THE RULING Democratic triumvirate in Annapolis — Gov. Martin O’Malley, Senate President Thomas V. Mike Miller Jr. and House Speaker Michael E. Busch — has linked arms behind a transportation plan designed to keep Maryland in the road-building business beyond 2017, when it’s projected to run out of money for new projects. Now they will have to mount an effort to sell it.
In addition to reaching recalcitrant state lawmakers, the leaders’ pitch needs to target a skeptical public. Recent polls, including one conducted by The Post, have shown that Maryland residents have not made the connection between terrible traffic and the erosion of the state’s main source of transportation funding, the gasoline tax, which hasn’t been raised in 20 years.
Mr. O’Malley has proven himself adept at making the case for expanding gambling; legalizing same-sex marriage; subsidizing higher education for immigrant students; and raising taxes to balance the budget. The transportation bill may be his toughest sell yet and a stiff test of leadership. It would raise a variety of taxes and sensibly link transportation revenue to inflation, while potentially bumping up gas prices at the pump by 16 cents a gallon over the next couple of years.

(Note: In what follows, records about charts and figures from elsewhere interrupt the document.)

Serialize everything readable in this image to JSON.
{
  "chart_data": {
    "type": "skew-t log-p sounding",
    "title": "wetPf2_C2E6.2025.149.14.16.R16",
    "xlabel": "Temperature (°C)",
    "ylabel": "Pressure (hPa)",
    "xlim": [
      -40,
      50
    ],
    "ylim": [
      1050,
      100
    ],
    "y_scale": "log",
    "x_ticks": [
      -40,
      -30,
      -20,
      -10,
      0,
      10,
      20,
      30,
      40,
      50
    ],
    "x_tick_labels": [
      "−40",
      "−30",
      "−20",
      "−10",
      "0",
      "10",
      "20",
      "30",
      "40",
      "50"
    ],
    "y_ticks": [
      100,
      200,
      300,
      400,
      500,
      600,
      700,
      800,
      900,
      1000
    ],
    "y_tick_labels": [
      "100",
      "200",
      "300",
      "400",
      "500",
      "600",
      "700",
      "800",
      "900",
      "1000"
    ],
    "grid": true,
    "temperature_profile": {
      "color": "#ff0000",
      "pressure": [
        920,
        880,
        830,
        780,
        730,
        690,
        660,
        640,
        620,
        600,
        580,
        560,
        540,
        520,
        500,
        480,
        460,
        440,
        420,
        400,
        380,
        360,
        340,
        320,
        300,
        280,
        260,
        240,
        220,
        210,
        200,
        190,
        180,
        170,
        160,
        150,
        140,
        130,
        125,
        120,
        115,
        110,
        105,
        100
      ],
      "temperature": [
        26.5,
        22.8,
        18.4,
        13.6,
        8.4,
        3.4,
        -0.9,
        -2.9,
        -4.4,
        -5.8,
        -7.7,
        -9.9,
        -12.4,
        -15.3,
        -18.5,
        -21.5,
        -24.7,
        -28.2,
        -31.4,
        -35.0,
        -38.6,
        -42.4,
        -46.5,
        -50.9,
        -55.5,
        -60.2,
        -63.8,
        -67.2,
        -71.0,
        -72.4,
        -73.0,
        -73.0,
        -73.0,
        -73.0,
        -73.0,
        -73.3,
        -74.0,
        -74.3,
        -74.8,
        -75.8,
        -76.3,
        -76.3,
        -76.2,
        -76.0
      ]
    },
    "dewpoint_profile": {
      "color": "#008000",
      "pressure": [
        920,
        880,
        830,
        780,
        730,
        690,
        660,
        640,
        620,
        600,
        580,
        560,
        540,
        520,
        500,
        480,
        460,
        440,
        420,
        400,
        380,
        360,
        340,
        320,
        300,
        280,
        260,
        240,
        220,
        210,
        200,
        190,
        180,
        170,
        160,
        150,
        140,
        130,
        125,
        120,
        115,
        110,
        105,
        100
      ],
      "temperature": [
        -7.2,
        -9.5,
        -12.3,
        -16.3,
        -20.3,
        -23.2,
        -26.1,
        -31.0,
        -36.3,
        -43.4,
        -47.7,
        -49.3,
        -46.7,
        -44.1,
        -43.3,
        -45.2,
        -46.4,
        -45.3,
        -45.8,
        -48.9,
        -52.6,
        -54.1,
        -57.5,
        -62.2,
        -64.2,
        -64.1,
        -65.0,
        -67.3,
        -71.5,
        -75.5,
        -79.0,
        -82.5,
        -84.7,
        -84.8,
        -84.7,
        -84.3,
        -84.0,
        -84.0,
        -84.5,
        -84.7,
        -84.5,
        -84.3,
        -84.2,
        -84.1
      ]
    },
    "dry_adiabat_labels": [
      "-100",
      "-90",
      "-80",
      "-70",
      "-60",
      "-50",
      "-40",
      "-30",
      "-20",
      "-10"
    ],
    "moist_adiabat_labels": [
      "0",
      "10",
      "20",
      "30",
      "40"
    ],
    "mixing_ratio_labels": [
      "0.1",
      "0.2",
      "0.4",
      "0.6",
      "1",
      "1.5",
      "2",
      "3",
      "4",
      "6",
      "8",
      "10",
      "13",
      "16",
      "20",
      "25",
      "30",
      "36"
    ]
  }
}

It’s worth the trouble. Two years ago a blue-ribbon state commission recommended a combination of new taxes and fees that would yield $870 million in annual revenue. At the time, that was regarded as the minimum needed to maintain roads, rails and bridges and fund top-priority new projects.
The blueprint unveiled Monday by Mr. O’Malley and the legislature’s top two leaders is more modest. On a phased-in schedule, it would yield less than $700 million in new funding, or $833 million if you include the additional borrowing the legislation would enable. And it would reach that level only gradually, in 2018.

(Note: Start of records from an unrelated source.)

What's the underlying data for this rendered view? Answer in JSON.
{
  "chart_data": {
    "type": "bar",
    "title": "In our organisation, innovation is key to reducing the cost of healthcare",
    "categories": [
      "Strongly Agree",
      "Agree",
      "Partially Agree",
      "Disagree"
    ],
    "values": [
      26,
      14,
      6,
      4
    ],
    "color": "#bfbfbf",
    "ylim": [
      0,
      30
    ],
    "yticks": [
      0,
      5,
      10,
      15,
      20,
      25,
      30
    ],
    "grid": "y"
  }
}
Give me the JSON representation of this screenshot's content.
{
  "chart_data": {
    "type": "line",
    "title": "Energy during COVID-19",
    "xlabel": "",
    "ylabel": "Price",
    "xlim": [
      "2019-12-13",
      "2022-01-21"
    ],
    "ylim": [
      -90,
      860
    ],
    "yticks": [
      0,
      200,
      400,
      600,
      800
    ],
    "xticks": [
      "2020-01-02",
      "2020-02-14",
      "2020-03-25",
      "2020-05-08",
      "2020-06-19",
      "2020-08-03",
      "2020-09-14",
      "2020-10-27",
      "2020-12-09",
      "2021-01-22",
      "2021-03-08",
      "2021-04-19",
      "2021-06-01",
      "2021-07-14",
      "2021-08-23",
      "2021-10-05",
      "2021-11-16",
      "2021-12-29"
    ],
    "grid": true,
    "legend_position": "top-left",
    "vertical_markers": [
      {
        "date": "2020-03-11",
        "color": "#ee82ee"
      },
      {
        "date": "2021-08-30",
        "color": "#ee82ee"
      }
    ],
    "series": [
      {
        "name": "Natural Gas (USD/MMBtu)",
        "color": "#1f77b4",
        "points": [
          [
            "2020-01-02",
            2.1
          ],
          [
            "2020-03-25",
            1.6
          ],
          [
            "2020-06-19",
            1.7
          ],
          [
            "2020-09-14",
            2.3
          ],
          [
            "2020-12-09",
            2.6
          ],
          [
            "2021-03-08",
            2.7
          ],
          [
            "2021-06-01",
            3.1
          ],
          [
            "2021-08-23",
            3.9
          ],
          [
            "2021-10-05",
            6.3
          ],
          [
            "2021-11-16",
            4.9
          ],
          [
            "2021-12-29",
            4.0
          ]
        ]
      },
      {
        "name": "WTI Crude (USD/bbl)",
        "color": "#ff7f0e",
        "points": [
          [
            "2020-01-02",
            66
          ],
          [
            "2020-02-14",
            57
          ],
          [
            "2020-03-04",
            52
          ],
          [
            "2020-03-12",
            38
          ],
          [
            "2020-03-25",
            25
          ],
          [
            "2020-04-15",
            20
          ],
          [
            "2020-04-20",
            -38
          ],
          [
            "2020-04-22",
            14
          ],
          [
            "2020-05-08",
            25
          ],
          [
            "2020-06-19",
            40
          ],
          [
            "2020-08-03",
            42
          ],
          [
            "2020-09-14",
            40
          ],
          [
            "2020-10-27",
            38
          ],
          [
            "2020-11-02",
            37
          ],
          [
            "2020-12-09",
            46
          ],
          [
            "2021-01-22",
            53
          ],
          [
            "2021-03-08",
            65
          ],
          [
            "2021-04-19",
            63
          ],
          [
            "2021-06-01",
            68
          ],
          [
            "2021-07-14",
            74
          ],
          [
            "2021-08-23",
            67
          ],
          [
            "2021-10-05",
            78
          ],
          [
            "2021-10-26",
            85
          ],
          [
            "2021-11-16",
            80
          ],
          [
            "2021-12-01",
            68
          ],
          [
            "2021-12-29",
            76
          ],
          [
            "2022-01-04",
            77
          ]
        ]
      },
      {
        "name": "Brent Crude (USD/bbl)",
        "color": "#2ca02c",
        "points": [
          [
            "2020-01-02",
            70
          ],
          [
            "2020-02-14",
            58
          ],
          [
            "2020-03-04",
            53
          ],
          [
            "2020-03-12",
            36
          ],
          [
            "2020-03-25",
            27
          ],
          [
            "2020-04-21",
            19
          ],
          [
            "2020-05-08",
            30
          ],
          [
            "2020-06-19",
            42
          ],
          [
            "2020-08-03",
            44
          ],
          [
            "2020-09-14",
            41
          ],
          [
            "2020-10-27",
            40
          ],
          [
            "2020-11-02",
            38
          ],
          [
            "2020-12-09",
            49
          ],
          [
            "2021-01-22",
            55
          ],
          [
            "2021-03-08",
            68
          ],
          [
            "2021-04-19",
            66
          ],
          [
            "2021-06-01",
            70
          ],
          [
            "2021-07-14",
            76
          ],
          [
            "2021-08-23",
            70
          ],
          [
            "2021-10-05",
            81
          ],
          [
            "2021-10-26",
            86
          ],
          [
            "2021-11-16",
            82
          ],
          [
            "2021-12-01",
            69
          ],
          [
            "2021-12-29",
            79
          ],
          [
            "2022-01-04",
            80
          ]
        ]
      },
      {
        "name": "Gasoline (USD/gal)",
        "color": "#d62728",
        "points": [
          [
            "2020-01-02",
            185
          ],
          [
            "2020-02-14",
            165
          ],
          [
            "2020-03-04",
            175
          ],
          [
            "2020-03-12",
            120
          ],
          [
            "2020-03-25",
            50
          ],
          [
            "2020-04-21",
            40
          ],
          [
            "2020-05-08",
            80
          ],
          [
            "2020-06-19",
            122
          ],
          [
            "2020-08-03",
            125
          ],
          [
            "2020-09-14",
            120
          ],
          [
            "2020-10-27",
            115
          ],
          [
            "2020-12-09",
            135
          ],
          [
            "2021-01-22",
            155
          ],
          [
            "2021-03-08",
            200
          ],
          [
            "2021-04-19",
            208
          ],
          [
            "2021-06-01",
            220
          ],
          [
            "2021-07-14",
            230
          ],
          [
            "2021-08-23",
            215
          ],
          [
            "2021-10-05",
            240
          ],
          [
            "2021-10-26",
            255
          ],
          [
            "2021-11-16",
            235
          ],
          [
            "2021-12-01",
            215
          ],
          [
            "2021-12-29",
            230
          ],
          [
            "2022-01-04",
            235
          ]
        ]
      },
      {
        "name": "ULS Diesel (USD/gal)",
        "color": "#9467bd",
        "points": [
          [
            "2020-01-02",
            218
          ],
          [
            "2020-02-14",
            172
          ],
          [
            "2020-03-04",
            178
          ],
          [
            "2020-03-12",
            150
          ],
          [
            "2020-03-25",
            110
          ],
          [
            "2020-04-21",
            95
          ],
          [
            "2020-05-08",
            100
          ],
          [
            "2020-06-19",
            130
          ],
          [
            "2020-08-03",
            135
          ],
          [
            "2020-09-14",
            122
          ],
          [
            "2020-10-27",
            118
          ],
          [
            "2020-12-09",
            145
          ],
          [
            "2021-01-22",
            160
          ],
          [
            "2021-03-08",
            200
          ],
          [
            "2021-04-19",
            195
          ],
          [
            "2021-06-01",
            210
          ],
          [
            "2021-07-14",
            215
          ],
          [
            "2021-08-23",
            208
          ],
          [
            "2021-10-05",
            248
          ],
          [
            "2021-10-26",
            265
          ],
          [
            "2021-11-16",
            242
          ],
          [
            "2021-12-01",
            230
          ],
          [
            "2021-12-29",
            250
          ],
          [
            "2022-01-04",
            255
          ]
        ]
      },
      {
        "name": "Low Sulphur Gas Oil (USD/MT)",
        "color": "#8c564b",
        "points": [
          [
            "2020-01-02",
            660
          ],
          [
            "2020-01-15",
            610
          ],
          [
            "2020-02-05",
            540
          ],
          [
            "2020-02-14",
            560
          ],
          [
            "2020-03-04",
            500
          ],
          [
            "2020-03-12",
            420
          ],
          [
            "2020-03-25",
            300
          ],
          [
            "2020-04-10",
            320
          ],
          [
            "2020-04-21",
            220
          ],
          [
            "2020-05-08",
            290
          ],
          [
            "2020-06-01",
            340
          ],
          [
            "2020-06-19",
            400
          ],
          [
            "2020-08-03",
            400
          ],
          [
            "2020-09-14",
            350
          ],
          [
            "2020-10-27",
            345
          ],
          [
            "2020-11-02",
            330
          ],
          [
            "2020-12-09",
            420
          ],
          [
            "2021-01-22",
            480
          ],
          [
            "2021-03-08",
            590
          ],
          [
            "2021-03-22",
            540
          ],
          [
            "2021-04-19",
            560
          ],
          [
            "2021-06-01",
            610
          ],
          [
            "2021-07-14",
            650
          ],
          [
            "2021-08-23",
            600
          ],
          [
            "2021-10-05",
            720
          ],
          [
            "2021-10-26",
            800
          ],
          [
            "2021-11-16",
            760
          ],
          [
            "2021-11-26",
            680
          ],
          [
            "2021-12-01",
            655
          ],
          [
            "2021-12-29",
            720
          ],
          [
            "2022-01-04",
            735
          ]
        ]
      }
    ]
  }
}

All told, the Maryland plan — not counting $1 billion in new borrowing — would produce about $2.4 billion in new funding for transportation over the next five years. It does not include special regional funding, which was judged too tough a sell.

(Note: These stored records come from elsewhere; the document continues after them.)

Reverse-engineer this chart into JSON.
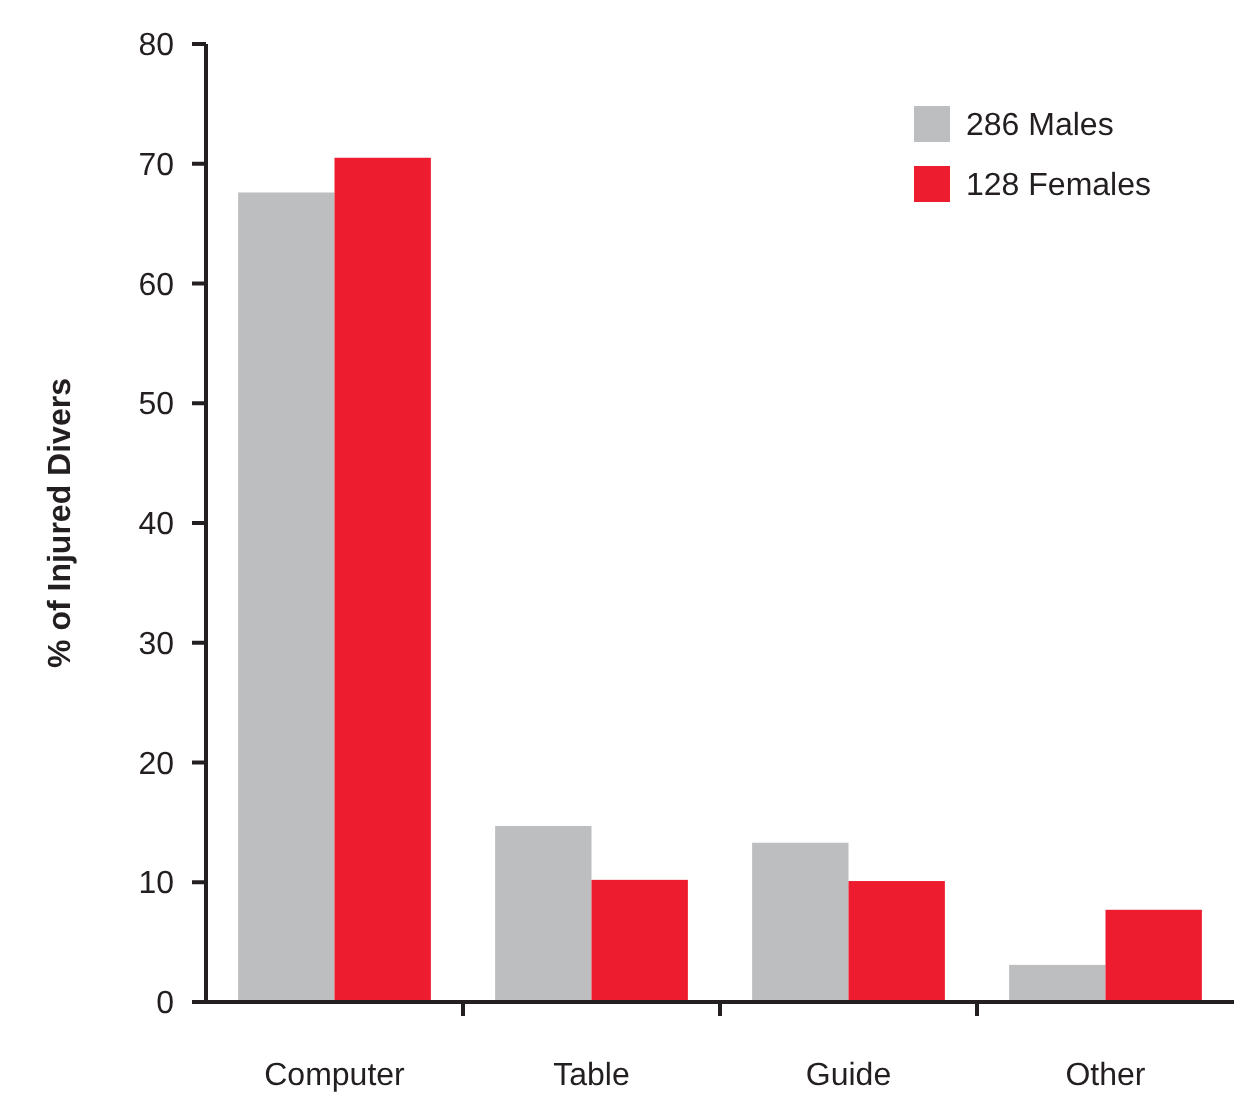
{
  "chart_data": {
    "type": "bar",
    "ylabel": "% of Injured Divers",
    "categories": [
      "Computer",
      "Table",
      "Guide",
      "Other"
    ],
    "series": [
      {
        "name": "286 Males",
        "color": "#bcbec0",
        "values": [
          67.6,
          14.7,
          13.3,
          3.1
        ]
      },
      {
        "name": "128 Females",
        "color": "#ed1c2e",
        "values": [
          70.5,
          10.2,
          10.1,
          7.7
        ]
      }
    ],
    "ylim": [
      0,
      80
    ],
    "yticks": [
      0,
      10,
      20,
      30,
      40,
      50,
      60,
      70,
      80
    ],
    "legend": "top right",
    "grid": false
  }
}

By contrast, Virginia, whose funding deficit is roughly comparable, has just enacted legislation that, once fully implemented in 2018 and beyond, will yield about twice as much money annually as Maryland’s plan. And that would include more than $500 million annually in regional funds for Northern Virginia and Hampton Roads.
There is no denying that raising new money for transportation is a heavy lift in Maryland, which has already sustained two major tax increases in the past six years. Still, this is the time to do it. With gubernatorial and legislative elections on the ballot next year, any significant revenue-raising legislation will be off the table. That would push the question off until 2015, when traffic will be worse and the funding deficit dire.
To the credit of Messrs. O’Malley, Miller and Busch, they have chosen to fight to safeguard a critical component of Maryland’s future prosperity.